Burada şnitzel yiyip şarap içtik. Şnitzel aslında bir tür pişirme biçimiymiş. Ama burada Viyana usulü şnitzel denmiyor tabii, Malta eriği gibi

Bu arada şunu da belirtelim Viyana şarap üretilen dört eyaletten biri. Toplam yüzölçümünün % 1,7 oranındaki bölümünde üzüm bağları bulunuyor. Hal böyle olunca da çok nefis şaraplar içme şansınız oluyor
Karnımızı da doyurduktan sonra çöken rehavetle birlikte otelimize gidip uyuduk.
Yemek demişken şunu da ekleyeyim. Burada çok güzel çikolatalar ve pastalar yapılıyor. Mozart marka çikolata ve likörler burada bol ama fiyatları çok pahalı. Buradan almaktansa havaalanındaki duty free’ lerden almak çok daha mantıklı.
Viyana’ da da çok fazla müze ve saray mevcut. Ama bu tarz yerleri gezmeyi sevmediğimiz için yine müzelerden uzak duruyoruz
Noel arefesi olduğu için burada da sokaklar süslenmiş ve heryerde panayırlar kurulmuş.
Sokakları gezerken yol üzerinde toplanmış kalabalık dikkatimizi çekti. Biz de merak edip yaklaşınca hareket eden saati gördük. Tüm insanlar orada saatin 12 olmasını bekliyorlardı. Biz de bekleyip bir iki fotoğraf çektikten sonra yolumuza devam ettik.

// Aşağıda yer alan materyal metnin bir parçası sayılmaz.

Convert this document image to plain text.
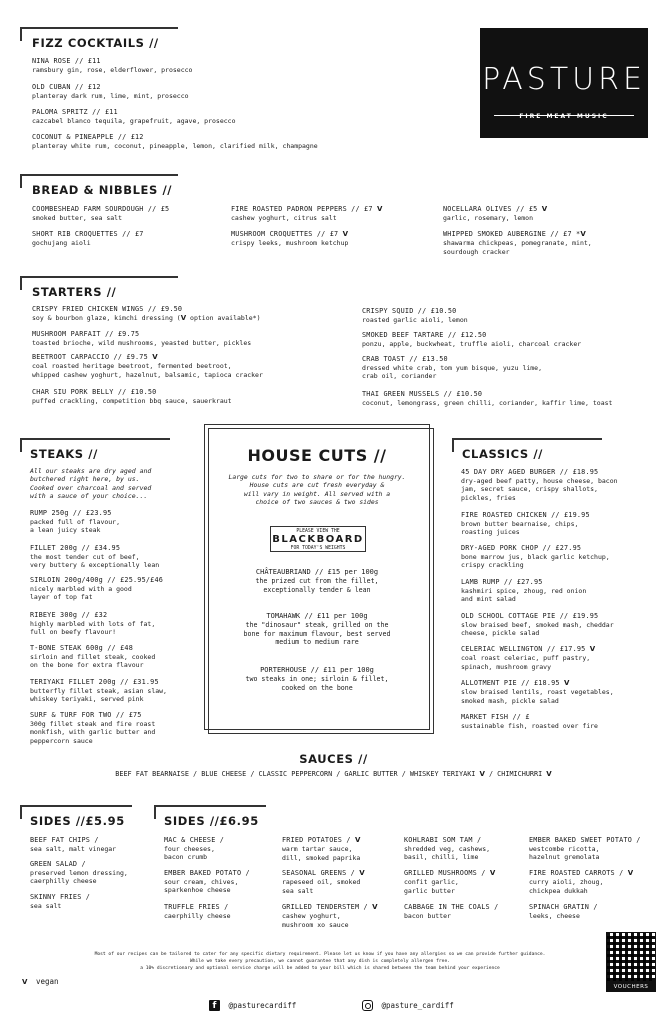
PASTURE
FIRE MEAT MUSIC
FIZZ COCKTAILS //
NINA ROSE // £11
ramsbury gin, rose, elderflower, prosecco
OLD CUBAN // £12
planteray dark rum, lime, mint, prosecco
PALOMA SPRITZ // £11
cazcabel blanco tequila, grapefruit, agave, prosecco
COCONUT & PINEAPPLE // £12
planteray white rum, coconut, pineapple, lemon, clarified milk, champagne
BREAD & NIBBLES //
COOMBESHEAD FARM SOURDOUGH // £5
smoked butter, sea salt
SHORT RIB CROQUETTES // £7
gochujang aioli
FIRE ROASTED PADRON PEPPERS // £7 V
cashew yoghurt, citrus salt
MUSHROOM CROQUETTES // £7 V
crispy leeks, mushroom ketchup
NOCELLARA OLIVES // £5 V
garlic, rosemary, lemon
WHIPPED SMOKED AUBERGINE // £7 *V
shawarma chickpeas, pomegranate, mint,
sourdough cracker
STARTERS //
CRISPY FRIED CHICKEN WINGS // £9.50
soy & bourbon glaze, kimchi dressing (V option available*)
MUSHROOM PARFAIT // £9.75
toasted brioche, wild mushrooms, yeasted butter, pickles
BEETROOT CARPACCIO // £9.75 V
coal roasted heritage beetroot, fermented beetroot,
whipped cashew yoghurt, hazelnut, balsamic, tapioca cracker
CHAR SIU PORK BELLY // £10.50
puffed crackling, competition bbq sauce, sauerkraut
CRISPY SQUID // £10.50
roasted garlic aioli, lemon
SMOKED BEEF TARTARE // £12.50
ponzu, apple, buckwheat, truffle aioli, charcoal cracker
CRAB TOAST // £13.50
dressed white crab, tom yum bisque, yuzu lime,
crab oil, coriander
THAI GREEN MUSSELS // £10.50
coconut, lemongrass, green chilli, coriander, kaffir lime, toast
STEAKS //
All our steaks are dry aged and
butchered right here, by us.
Cooked over charcoal and served
with a sauce of your choice...
RUMP 250g // £23.95
packed full of flavour,
a lean juicy steak
FILLET 200g // £34.95
the most tender cut of beef,
very buttery & exceptionally lean
SIRLOIN 200g/400g // £25.95/£46
nicely marbled with a good
layer of top fat
RIBEYE 300g // £32
highly marbled with lots of fat,
full on beefy flavour!
T-BONE STEAK 600g // £48
sirloin and fillet steak, cooked
on the bone for extra flavour
TERIYAKI FILLET 200g // £31.95
butterfly fillet steak, asian slaw,
whiskey teriyaki, served pink
SURF & TURF FOR TWO // £75
300g fillet steak and fire roast
monkfish, with garlic butter and
peppercorn sauce
HOUSE CUTS //
Large cuts for two to share or for the hungry.
House cuts are cut fresh everyday &
will vary in weight. All served with a
choice of two sauces & two sides
PLEASE VIEW THE
BLACKBOARD
FOR TODAY'S WEIGHTS
CHÂTEAUBRIAND // £15 per 100g
the prized cut from the fillet,
exceptionally tender & lean
TOMAHAWK // £11 per 100g
the "dinosaur" steak, grilled on the
bone for maximum flavour, best served
medium to medium rare
PORTERHOUSE // £11 per 100g
two steaks in one; sirloin & fillet,
cooked on the bone
CLASSICS //
45 DAY DRY AGED BURGER // £18.95
dry-aged beef patty, house cheese, bacon
jam, secret sauce, crispy shallots,
pickles, fries
FIRE ROASTED CHICKEN // £19.95
brown butter bearnaise, chips,
roasting juices
DRY-AGED PORK CHOP // £27.95
bone marrow jus, black garlic ketchup,
crispy crackling
LAMB RUMP // £27.95
kashmiri spice, zhoug, red onion
and mint salad
OLD SCHOOL COTTAGE PIE // £19.95
slow braised beef, smoked mash, cheddar
cheese, pickle salad
CELERIAC WELLINGTON // £17.95 V
coal roast celeriac, puff pastry,
spinach, mushroom gravy
ALLOTMENT PIE // £18.95 V
slow braised lentils, roast vegetables,
smoked mash, pickle salad
MARKET FISH // £
sustainable fish, roasted over fire
SAUCES //
BEEF FAT BEARNAISE / BLUE CHEESE / CLASSIC PEPPERCORN / GARLIC BUTTER / WHISKEY TERIYAKI V / CHIMICHURRI V
SIDES //£5.95
BEEF FAT CHIPS /
sea salt, malt vinegar
GREEN SALAD /
preserved lemon dressing,
caerphilly cheese
SKINNY FRIES /
sea salt
SIDES //£6.95
MAC & CHEESE /
four cheeses,
bacon crumb
EMBER BAKED POTATO /
sour cream, chives,
sparkenhoe cheese
TRUFFLE FRIES /
caerphilly cheese
FRIED POTATOES / V
warm tartar sauce,
dill, smoked paprika
SEASONAL GREENS / V
rapeseed oil, smoked
sea salt
GRILLED TENDERSTEM / V
cashew yoghurt,
mushroom xo sauce
KOHLRABI SOM TAM /
shredded veg, cashews,
basil, chilli, lime
GRILLED MUSHROOMS / V
confit garlic,
garlic butter
CABBAGE IN THE COALS /
bacon butter
EMBER BAKED SWEET POTATO /
westcombe ricotta,
hazelnut gremolata
FIRE ROASTED CARROTS / V
curry aioli, zhoug,
chickpea dukkah
SPINACH GRATIN /
leeks, cheese
Most of our recipes can be tailored to cater for any specific dietary requirement. Please let us know if you have any allergies so we can provide further guidance.
While we take every precaution, we cannot guarantee that any dish is completely allergen free.
a 10% discretionary and optional service charge will be added to your bill which is shared between the team behind your experience
V vegan
f @pasturecardiff	@pasture_cardiff
VOUCHERS
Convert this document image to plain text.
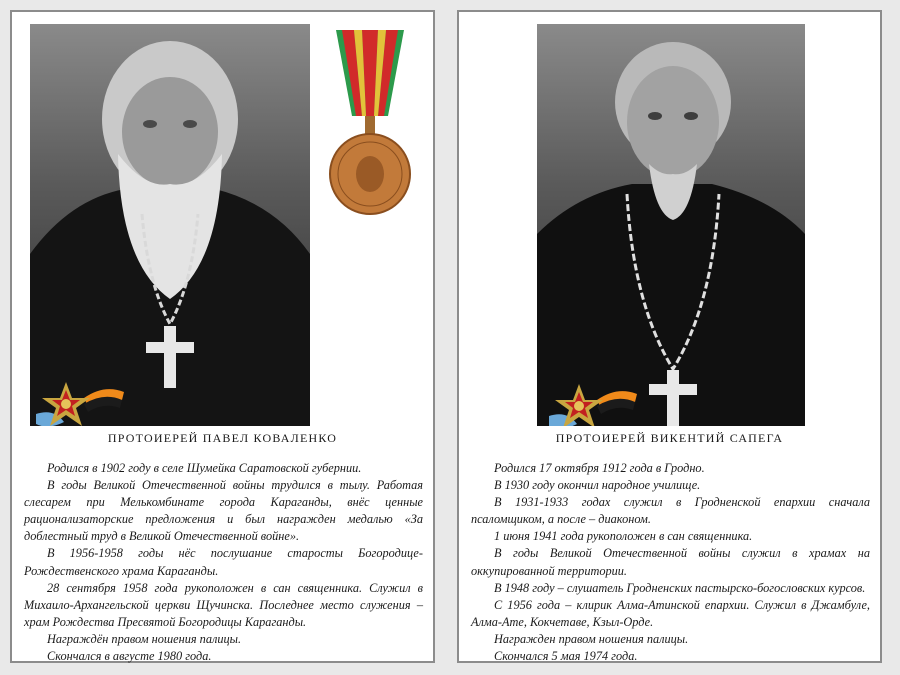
ПРОТОИЕРЕЙ ПАВЕЛ КОВАЛЕНКО

Родился в 1902 году в селе Шумейка Саратовской губернии.

В годы Великой Отечественной войны трудился в тылу. Работая слесарем при Мелькомбинате города Караганды, внёс ценные рационализаторские предложения и был награжден медалью «За доблестный труд в Великой Отечественной войне».

В 1956-1958 годы нёс послушание старосты Богородице-Рождественского храма Караганды.

28 сентября 1958 года рукоположен в сан священника. Служил в Михаило-Архангельской церкви Щучинска. Последнее место служения – храм Рождества Пресвятой Богородицы Караганды.

Награждён правом ношения палицы.

Скончался в августе 1980 года.

ПРОТОИЕРЕЙ ВИКЕНТИЙ САПЕГА

Родился 17 октября 1912 года в Гродно.

В 1930 году окончил народное училище.

В 1931-1933 годах служил в Гродненской епархии сначала псаломщиком, а после – диаконом.

1 июня 1941 года рукоположен в сан священника.

В годы Великой Отечественной войны служил в храмах на оккупированной территории.

В 1948 году – слушатель Гродненских пастырско-богословских курсов.

С 1956 года – клирик Алма-Атинской епархии. Служил в Джамбуле, Алма-Ате, Кокчетаве, Кзыл-Орде.

Награжден правом ношения палицы.

Скончался 5 мая 1974 года.
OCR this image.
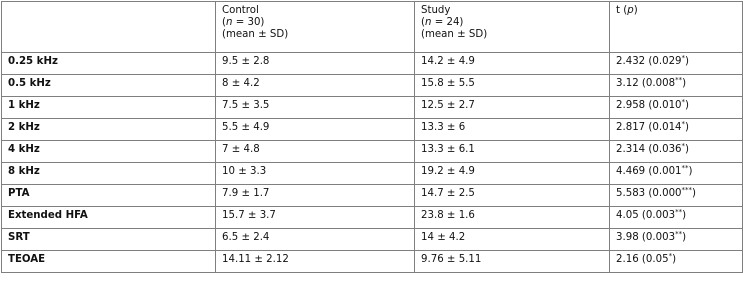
	Control
(n = 30)
(mean ± SD)	Study
(n = 24)
(mean ± SD)	t (p)
0.25 kHz	9.5 ± 2.8	14.2 ± 4.9	2.432 (0.029*)
0.5 kHz	8 ± 4.2	15.8 ± 5.5	3.12 (0.008**)
1 kHz	7.5 ± 3.5	12.5 ± 2.7	2.958 (0.010*)
2 kHz	5.5 ± 4.9	13.3 ± 6	2.817 (0.014*)
4 kHz	7 ± 4.8	13.3 ± 6.1	2.314 (0.036*)
8 kHz	10 ± 3.3	19.2 ± 4.9	4.469 (0.001**)
PTA	7.9 ± 1.7	14.7 ± 2.5	5.583 (0.000***)
Extended HFA	15.7 ± 3.7	23.8 ± 1.6	4.05 (0.003**)
SRT	6.5 ± 2.4	14 ± 4.2	3.98 (0.003**)
TEOAE	14.11 ± 2.12	9.76 ± 5.11	2.16 (0.05*)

Merkezdeki ünlü Aziz Stephan Katedralinden kalkan faytonlar sayesinde ister minik ister büyük şehir turu yapabiliyorsunuz. Faytonlar sayesinde sokaklar çok hoş bir görünüm kazanıyor. Biz de bu deneyimi yaşamak için büyük şehir turu yaptık. İnanılmaz keyifli geçen bu fayton turu sayesinde Viyana’ nın büyüleyici mimarisiyle bezenmiş sokakların havasını soluduk.